For a long time scientists thought that the birth of identical, or monozygotic, twins occurred at random because it rarely runs in families. Earlier this year a group of international scientists finally found an explanation for the existence of identical twins and, as with most scientific discoveries, this discovery will impact other research such as that related to congenital defects.
About every four out of 1000 births all around the world involve identical twins. They are the result of a single fertilized egg cell, called a zygote, splitting into two or more embryos early in its development. Past research into why the single egg cell splits has focused on the analyses of possible genetic predispositions and possible environmental exposures. Neither of which was able to shine a light on the origins of identical twins.
While identical twins remained a mystery, scientists learned a lot about nonidentical (or dizygotic) twins, which do run strongly in families and are therefore likely the result of a genetic influence. New research has now shown that when it comes to monozygotic twins scientists should move their focus away from the DNA of identical twins and towards small chemical marks associated with DNA, namely the levels of methylation.

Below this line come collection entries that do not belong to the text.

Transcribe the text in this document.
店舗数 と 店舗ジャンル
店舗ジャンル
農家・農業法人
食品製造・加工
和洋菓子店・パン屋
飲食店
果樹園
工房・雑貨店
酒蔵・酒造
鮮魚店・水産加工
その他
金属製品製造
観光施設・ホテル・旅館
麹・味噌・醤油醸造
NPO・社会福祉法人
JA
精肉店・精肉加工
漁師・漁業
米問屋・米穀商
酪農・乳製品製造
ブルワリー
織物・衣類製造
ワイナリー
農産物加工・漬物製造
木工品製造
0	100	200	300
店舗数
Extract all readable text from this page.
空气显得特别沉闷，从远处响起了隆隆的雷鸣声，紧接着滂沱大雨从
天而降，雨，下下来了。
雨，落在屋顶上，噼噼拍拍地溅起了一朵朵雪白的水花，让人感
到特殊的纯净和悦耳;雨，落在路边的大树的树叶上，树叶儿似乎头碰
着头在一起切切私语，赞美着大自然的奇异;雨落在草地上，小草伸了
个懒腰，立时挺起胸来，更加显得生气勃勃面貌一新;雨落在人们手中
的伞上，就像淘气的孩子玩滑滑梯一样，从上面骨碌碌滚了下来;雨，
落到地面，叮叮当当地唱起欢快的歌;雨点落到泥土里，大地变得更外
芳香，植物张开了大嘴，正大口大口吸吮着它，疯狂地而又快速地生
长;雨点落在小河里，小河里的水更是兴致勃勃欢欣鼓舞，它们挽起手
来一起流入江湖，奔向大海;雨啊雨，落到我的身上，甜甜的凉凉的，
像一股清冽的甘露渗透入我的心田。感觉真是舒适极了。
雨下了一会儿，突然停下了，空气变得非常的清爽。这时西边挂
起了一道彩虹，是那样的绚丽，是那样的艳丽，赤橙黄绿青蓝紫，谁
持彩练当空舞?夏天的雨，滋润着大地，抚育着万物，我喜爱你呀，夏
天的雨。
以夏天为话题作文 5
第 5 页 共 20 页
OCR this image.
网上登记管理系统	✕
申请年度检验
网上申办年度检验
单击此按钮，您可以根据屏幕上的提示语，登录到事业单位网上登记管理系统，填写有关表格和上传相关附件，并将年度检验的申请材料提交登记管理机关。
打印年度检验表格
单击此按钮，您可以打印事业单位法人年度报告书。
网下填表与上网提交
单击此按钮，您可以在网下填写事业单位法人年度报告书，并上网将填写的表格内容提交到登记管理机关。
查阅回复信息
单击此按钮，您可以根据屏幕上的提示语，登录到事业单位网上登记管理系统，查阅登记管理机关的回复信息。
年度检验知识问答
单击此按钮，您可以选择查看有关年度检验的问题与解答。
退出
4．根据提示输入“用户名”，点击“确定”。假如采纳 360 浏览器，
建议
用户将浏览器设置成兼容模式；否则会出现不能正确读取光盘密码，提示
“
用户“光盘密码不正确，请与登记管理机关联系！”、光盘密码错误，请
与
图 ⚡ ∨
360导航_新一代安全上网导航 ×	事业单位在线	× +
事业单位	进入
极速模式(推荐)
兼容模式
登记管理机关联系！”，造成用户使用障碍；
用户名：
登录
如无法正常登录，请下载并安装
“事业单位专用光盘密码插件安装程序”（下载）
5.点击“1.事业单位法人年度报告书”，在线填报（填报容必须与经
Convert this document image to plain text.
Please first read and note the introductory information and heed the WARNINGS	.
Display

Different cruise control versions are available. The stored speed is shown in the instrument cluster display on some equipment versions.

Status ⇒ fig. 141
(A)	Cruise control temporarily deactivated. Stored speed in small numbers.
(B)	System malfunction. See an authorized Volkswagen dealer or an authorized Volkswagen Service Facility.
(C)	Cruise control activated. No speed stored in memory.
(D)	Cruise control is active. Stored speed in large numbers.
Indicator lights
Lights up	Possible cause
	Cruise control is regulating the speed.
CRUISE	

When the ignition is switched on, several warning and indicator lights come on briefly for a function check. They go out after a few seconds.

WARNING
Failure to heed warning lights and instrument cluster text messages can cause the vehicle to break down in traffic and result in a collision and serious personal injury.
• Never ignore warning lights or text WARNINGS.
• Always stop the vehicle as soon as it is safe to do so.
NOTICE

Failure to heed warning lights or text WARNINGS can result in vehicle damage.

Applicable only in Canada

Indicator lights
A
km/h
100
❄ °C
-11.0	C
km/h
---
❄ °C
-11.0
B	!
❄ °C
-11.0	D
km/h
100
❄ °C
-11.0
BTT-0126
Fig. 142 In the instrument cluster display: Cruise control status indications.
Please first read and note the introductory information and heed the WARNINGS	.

The building blocks of your DNA are surrounded by control elements, of which methylation is one. These elements determine how genes are tuned and how strongly they are expressed, this is the so-called epigenome. The epigenome controls, for example, how dark or light your hair is without changing your DNA.
Twin registries from the Netherlands, Great Britain, Finland, and Australia participated in this recent study into the origins of identical twins. The researchers measured the level of methylation at over 400,000 sites in the DNA of more than 6,000 twins and found 834 locations in the DNA where the methylation level was different in identical twins compared to the rest of the human population.
The next step to unravelling the mystery of the origin of identical twins will be to discover why their levels of methylation are different. The study has also revealed an unexpected consequence. Because identical twins keep a lifelong molecular signature (the changed methylation levels), we can retrospectively diagnose if a person was conceived as an identical twin or not, and thus whether or not they lost a twin early on in the pregnancy, also known as vanishing twin syndrome.